Watched the landscape. 

This is kind of the hallmark of VR, you feel being somewhere else. After some choosing, I decided for that default background where you float high above and look down on our beautiful blue planet. Heaven, literally.

After I was done with everything the experimental game The Lab had to offer, fantastic experiences, all of it, and the controllers were finally completely sucked out of there feeble initial battery power, I focused on Elite: Dangerous. I haven´t touched this game since before Horizons came out. First, I had to launch it once more normally to enable VR in the options. And then I gave it a spin in the training missions, together with my equally freshly bought Hotas X joystick. Quite a change from my mouse&keyboard gameplay which I had always had done before. But I still do have muscular memory from my old days with the Wing Commander games, and it quickly clicked.

However, shamefully I must admit, Elite: Dangerous made me slightly nauseous. Not sure if it is the reported graphical problems which apparently only the HTC VIVE has, or if it is just the fact that I was doing crazy loops and twists and turns all the time. I would for sure get nauseous if I attempted such maneuvers in real life! However, I also have the slight feeling that the graphic display could be slightly more stable and less flickery/blurry at times, as I noted in comparison with the absolutely perfect experience which I had in The Lab.

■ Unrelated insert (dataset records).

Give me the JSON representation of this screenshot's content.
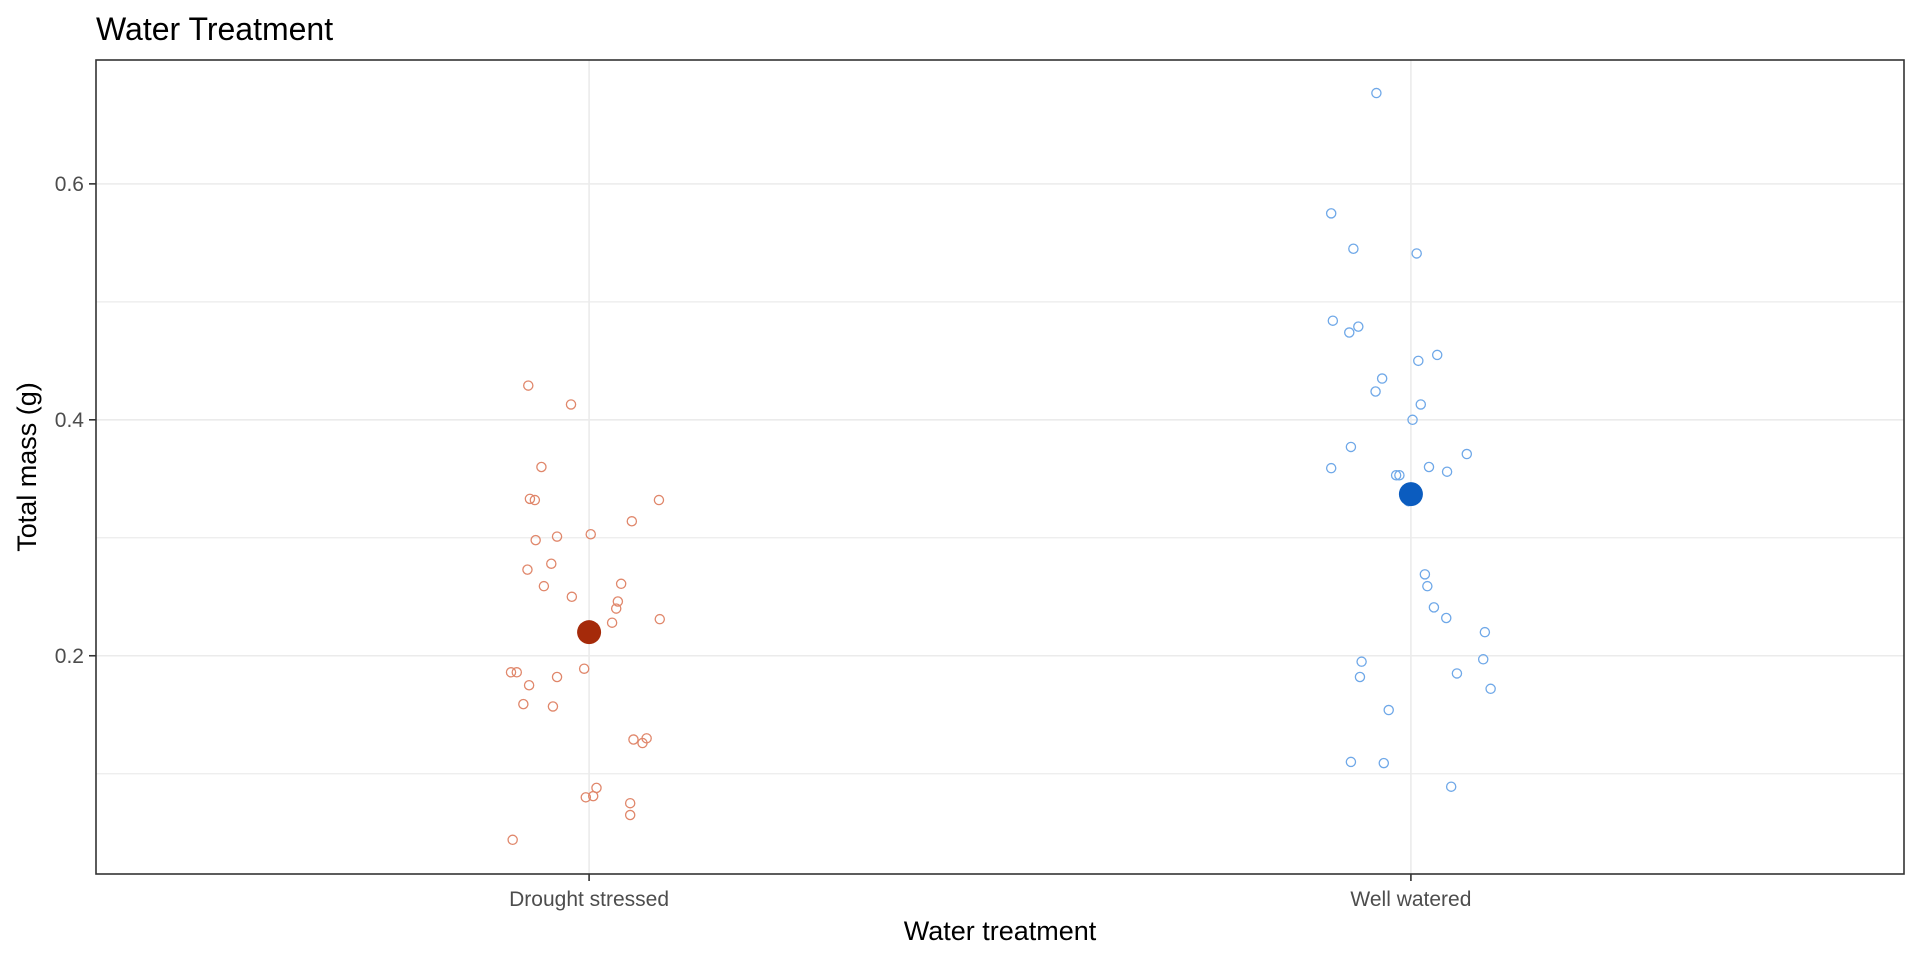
{
  "chart_data": {
    "type": "scatter",
    "title": "Water Treatment",
    "xlabel": "Water treatment",
    "ylabel": "Total mass (g)",
    "categories": [
      "Drought stressed",
      "Well watered"
    ],
    "ylim": [
      0.015,
      0.705
    ],
    "yticks": [
      0.2,
      0.4,
      0.6
    ],
    "ytick_labels": [
      "0.2",
      "0.4",
      "0.6"
    ],
    "y_minor_gridlines": [
      0.1,
      0.3,
      0.5
    ],
    "grid": true,
    "legend": "none",
    "colors": {
      "drought_points": "#e0876b",
      "drought_mean": "#a52a0a",
      "watered_points": "#6fa8e8",
      "watered_mean": "#0b5cbf",
      "gridline": "#ebebeb",
      "panel_border": "#333333"
    },
    "series": [
      {
        "category": "Drought stressed",
        "mean": 0.22,
        "points": [
          {
            "x": -0.074,
            "y": 0.429
          },
          {
            "x": -0.022,
            "y": 0.413
          },
          {
            "x": -0.058,
            "y": 0.36
          },
          {
            "x": -0.072,
            "y": 0.333
          },
          {
            "x": -0.066,
            "y": 0.332
          },
          {
            "x": 0.085,
            "y": 0.332
          },
          {
            "x": 0.052,
            "y": 0.314
          },
          {
            "x": 0.002,
            "y": 0.303
          },
          {
            "x": -0.039,
            "y": 0.301
          },
          {
            "x": -0.065,
            "y": 0.298
          },
          {
            "x": -0.046,
            "y": 0.278
          },
          {
            "x": -0.075,
            "y": 0.273
          },
          {
            "x": 0.039,
            "y": 0.261
          },
          {
            "x": -0.055,
            "y": 0.259
          },
          {
            "x": -0.021,
            "y": 0.25
          },
          {
            "x": 0.035,
            "y": 0.246
          },
          {
            "x": 0.033,
            "y": 0.24
          },
          {
            "x": 0.028,
            "y": 0.228
          },
          {
            "x": 0.086,
            "y": 0.231
          },
          {
            "x": -0.006,
            "y": 0.189
          },
          {
            "x": -0.095,
            "y": 0.186
          },
          {
            "x": -0.088,
            "y": 0.186
          },
          {
            "x": -0.039,
            "y": 0.182
          },
          {
            "x": -0.073,
            "y": 0.175
          },
          {
            "x": -0.08,
            "y": 0.159
          },
          {
            "x": -0.044,
            "y": 0.157
          },
          {
            "x": 0.054,
            "y": 0.129
          },
          {
            "x": 0.07,
            "y": 0.13
          },
          {
            "x": 0.065,
            "y": 0.126
          },
          {
            "x": 0.009,
            "y": 0.088
          },
          {
            "x": -0.004,
            "y": 0.08
          },
          {
            "x": 0.005,
            "y": 0.081
          },
          {
            "x": 0.05,
            "y": 0.075
          },
          {
            "x": 0.05,
            "y": 0.065
          },
          {
            "x": -0.093,
            "y": 0.044
          }
        ]
      },
      {
        "category": "Well watered",
        "mean": 0.337,
        "points": [
          {
            "x": -0.042,
            "y": 0.677
          },
          {
            "x": -0.097,
            "y": 0.575
          },
          {
            "x": -0.07,
            "y": 0.545
          },
          {
            "x": 0.007,
            "y": 0.541
          },
          {
            "x": -0.095,
            "y": 0.484
          },
          {
            "x": -0.064,
            "y": 0.479
          },
          {
            "x": -0.075,
            "y": 0.474
          },
          {
            "x": 0.032,
            "y": 0.455
          },
          {
            "x": 0.009,
            "y": 0.45
          },
          {
            "x": -0.035,
            "y": 0.435
          },
          {
            "x": -0.043,
            "y": 0.424
          },
          {
            "x": 0.012,
            "y": 0.413
          },
          {
            "x": 0.002,
            "y": 0.4
          },
          {
            "x": -0.073,
            "y": 0.377
          },
          {
            "x": 0.068,
            "y": 0.371
          },
          {
            "x": -0.097,
            "y": 0.359
          },
          {
            "x": 0.022,
            "y": 0.36
          },
          {
            "x": 0.044,
            "y": 0.356
          },
          {
            "x": -0.018,
            "y": 0.353
          },
          {
            "x": -0.014,
            "y": 0.353
          },
          {
            "x": -0.003,
            "y": 0.331
          },
          {
            "x": 0.017,
            "y": 0.269
          },
          {
            "x": 0.02,
            "y": 0.259
          },
          {
            "x": 0.028,
            "y": 0.241
          },
          {
            "x": 0.043,
            "y": 0.232
          },
          {
            "x": 0.09,
            "y": 0.22
          },
          {
            "x": 0.088,
            "y": 0.197
          },
          {
            "x": -0.06,
            "y": 0.195
          },
          {
            "x": 0.056,
            "y": 0.185
          },
          {
            "x": -0.062,
            "y": 0.182
          },
          {
            "x": 0.097,
            "y": 0.172
          },
          {
            "x": -0.027,
            "y": 0.154
          },
          {
            "x": -0.073,
            "y": 0.11
          },
          {
            "x": -0.033,
            "y": 0.109
          },
          {
            "x": 0.049,
            "y": 0.089
          }
        ]
      }
    ]
  }
}
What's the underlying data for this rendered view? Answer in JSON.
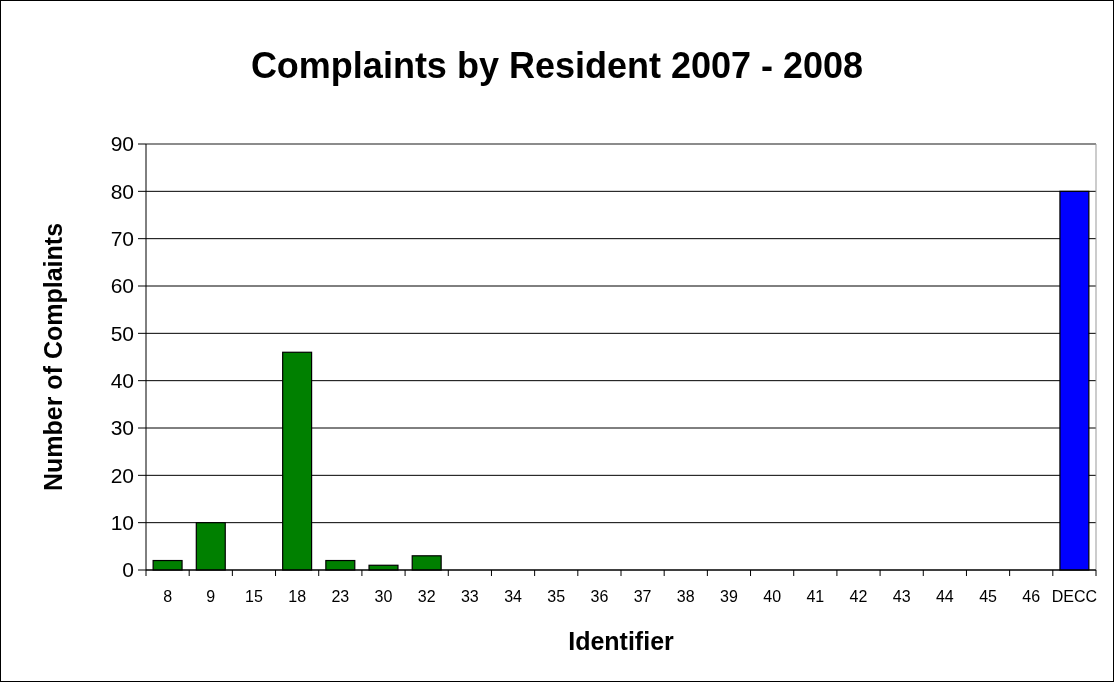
{
  "chart_data": {
    "type": "bar",
    "title": "Complaints by Resident 2007 - 2008",
    "xlabel": "Identifier",
    "ylabel": "Number of Complaints",
    "categories": [
      "8",
      "9",
      "15",
      "18",
      "23",
      "30",
      "32",
      "33",
      "34",
      "35",
      "36",
      "37",
      "38",
      "39",
      "40",
      "41",
      "42",
      "43",
      "44",
      "45",
      "46",
      "DECC"
    ],
    "values": [
      2,
      10,
      0,
      46,
      2,
      1,
      3,
      0,
      0,
      0,
      0,
      0,
      0,
      0,
      0,
      0,
      0,
      0,
      0,
      0,
      0,
      80
    ],
    "colors": [
      "#008000",
      "#008000",
      "#008000",
      "#008000",
      "#008000",
      "#008000",
      "#008000",
      "#008000",
      "#008000",
      "#008000",
      "#008000",
      "#008000",
      "#008000",
      "#008000",
      "#008000",
      "#008000",
      "#008000",
      "#008000",
      "#008000",
      "#008000",
      "#008000",
      "#0000ff"
    ],
    "ylim": [
      0,
      90
    ],
    "yticks": [
      0,
      10,
      20,
      30,
      40,
      50,
      60,
      70,
      80,
      90
    ],
    "grid": "y"
  }
}
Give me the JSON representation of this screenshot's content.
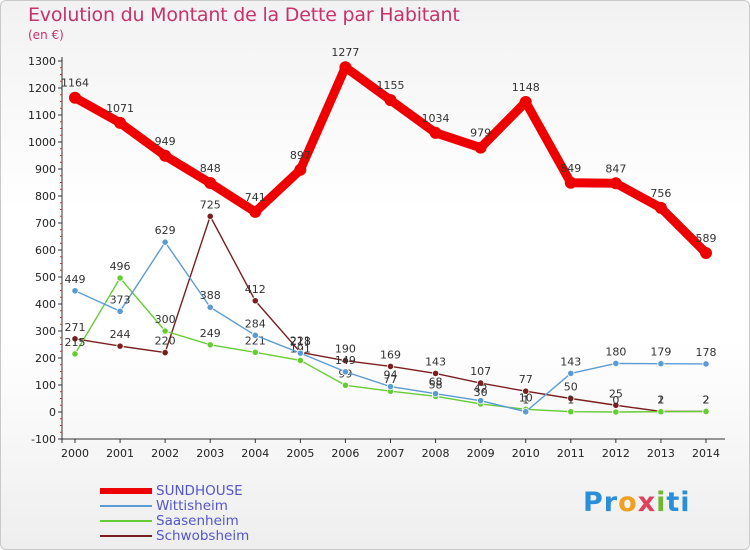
{
  "header": {
    "title": "Evolution du Montant de la Dette par Habitant",
    "subtitle": "(en €)"
  },
  "logo": {
    "text": "Proxiti",
    "letters": [
      "P",
      "r",
      "o",
      "x",
      "i",
      "ti"
    ]
  },
  "chart_data": {
    "type": "line",
    "title": "Evolution du Montant de la Dette par Habitant",
    "ylabel": "(en €)",
    "xlabel": "",
    "ylim": [
      -100,
      1300
    ],
    "ytick_step": 100,
    "grid": false,
    "legend_position": "bottom-left",
    "x": [
      2000,
      2001,
      2002,
      2003,
      2004,
      2005,
      2006,
      2007,
      2008,
      2009,
      2010,
      2011,
      2012,
      2013,
      2014
    ],
    "series": [
      {
        "name": "SUNDHOUSE",
        "color": "#ee0000",
        "values": [
          1164,
          1071,
          949,
          848,
          741,
          897,
          1277,
          1155,
          1034,
          979,
          1148,
          849,
          847,
          756,
          589
        ]
      },
      {
        "name": "Wittisheim",
        "color": "#5b9bd5",
        "values": [
          449,
          373,
          629,
          388,
          284,
          218,
          149,
          94,
          68,
          42,
          1,
          143,
          180,
          179,
          178
        ]
      },
      {
        "name": "Saasenheim",
        "color": "#66cc33",
        "values": [
          215,
          496,
          300,
          249,
          221,
          191,
          99,
          77,
          58,
          30,
          10,
          1,
          0,
          1,
          2
        ]
      },
      {
        "name": "Schwobsheim",
        "color": "#7a1f1f",
        "values": [
          271,
          244,
          220,
          725,
          412,
          221,
          190,
          169,
          143,
          107,
          77,
          50,
          25,
          2,
          2
        ]
      }
    ]
  }
}
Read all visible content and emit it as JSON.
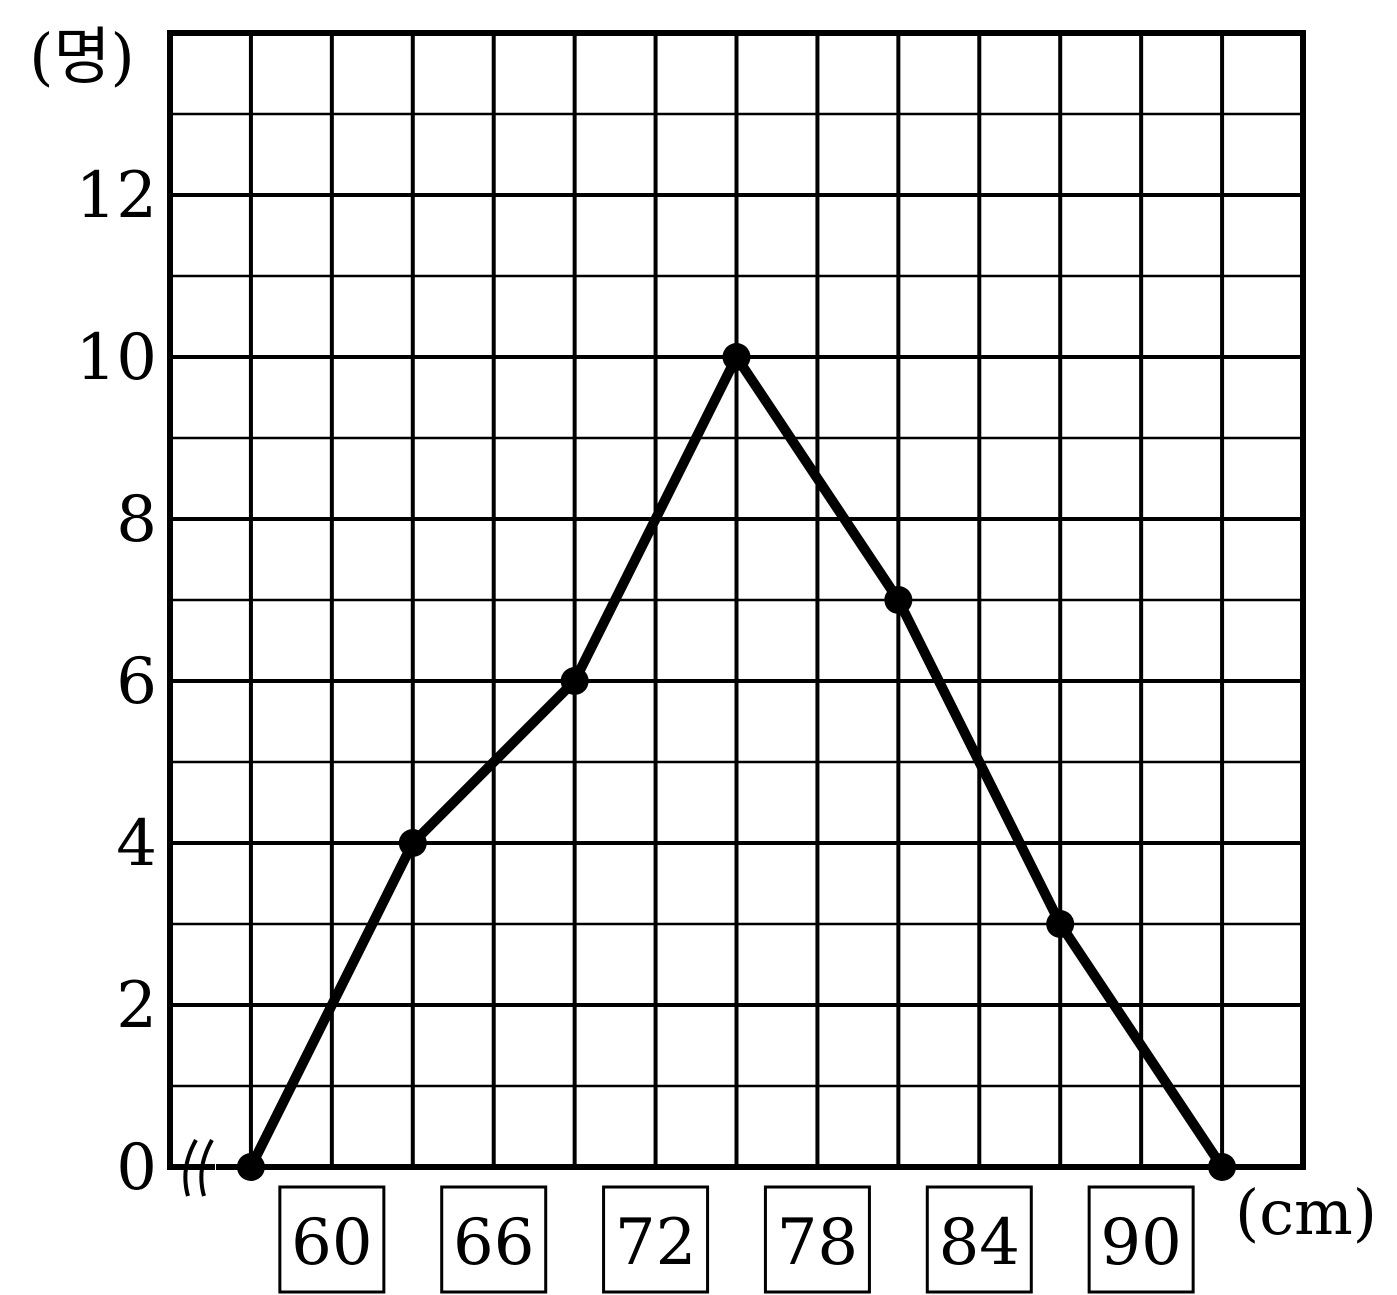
{
  "chart_data": {
    "type": "line",
    "y_unit_label": "(명)",
    "x_unit_label": "(cm)",
    "x_tick_labels": [
      "60",
      "66",
      "72",
      "78",
      "84",
      "90"
    ],
    "y_tick_labels": [
      "0",
      "2",
      "4",
      "6",
      "8",
      "10",
      "12"
    ],
    "ylim": [
      0,
      14
    ],
    "y_minor_step": 1,
    "y_major_step": 2,
    "xlim": [
      54,
      96
    ],
    "x_axis_break": true,
    "grid": true,
    "series": [
      {
        "x": [
          57,
          63,
          69,
          75,
          81,
          87,
          93
        ],
        "y": [
          0,
          4,
          6,
          10,
          7,
          3,
          0
        ]
      }
    ],
    "colors": {
      "line": "#000000",
      "grid": "#000000",
      "background": "#ffffff"
    }
  }
}
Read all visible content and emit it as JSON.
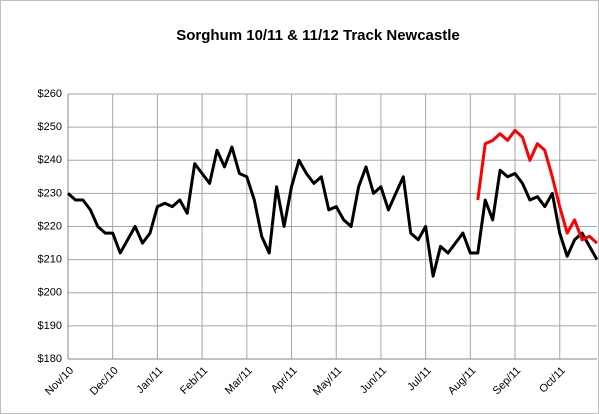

Nevertheless, I did persist and only left my pilot seat on already early morning. Yawn. Totally worth it!


Sunday 10 July 2016

VR is finally coming true for me

Here I am again. An again long hiatus, from the blog, not from games. After Stellaris had hit, Overwatch took over: It was fun to take part in some fast paced teamplay again, it was a long time for me and made me remember my old World of Warcraft "Mass Effect 3 Multiplayer" days (teamspeak like in WoW, fast-paced teamplay like in ME3MP). Meeting and teaming up with people from all over Europe, I ended mostly up with some guys from France. We were none too good, but we had fun... I guess... getting stuck at a competitive game ranking of 43 tends to make you "salty" after some time! Naturally, our comradeship broke up after in the football EM, Germany lost vs. France... Naw. I am a good looser. Wait, that did not come across as intended.
 
No matter, I am all giddy now, because this blog has got something BIG to celebrate!

It started all on 30 July 2014, here with the earliest blog entry here. For two long years, I have waited so that finally the Oculus Rift might become a consumer product. Many of my blog entries here were about how computer games would be awesome in a true VR environment. And lo and behold, those VR goggles are suddenly a thing and even got competition from the start.

tl;dr

Today, I ordered something which I had been waiting for over two years, tearing an unfortunately very much expected hole into my financials.
Not sure if that will enable me to rekindle this blog. My life has considerable changed during those last two years. There are more games and even less time to play any of them. It is such a shame.

Besides, taking notes in VR might be difficult, or the whole thing might end up on a shelf after some time? We will see!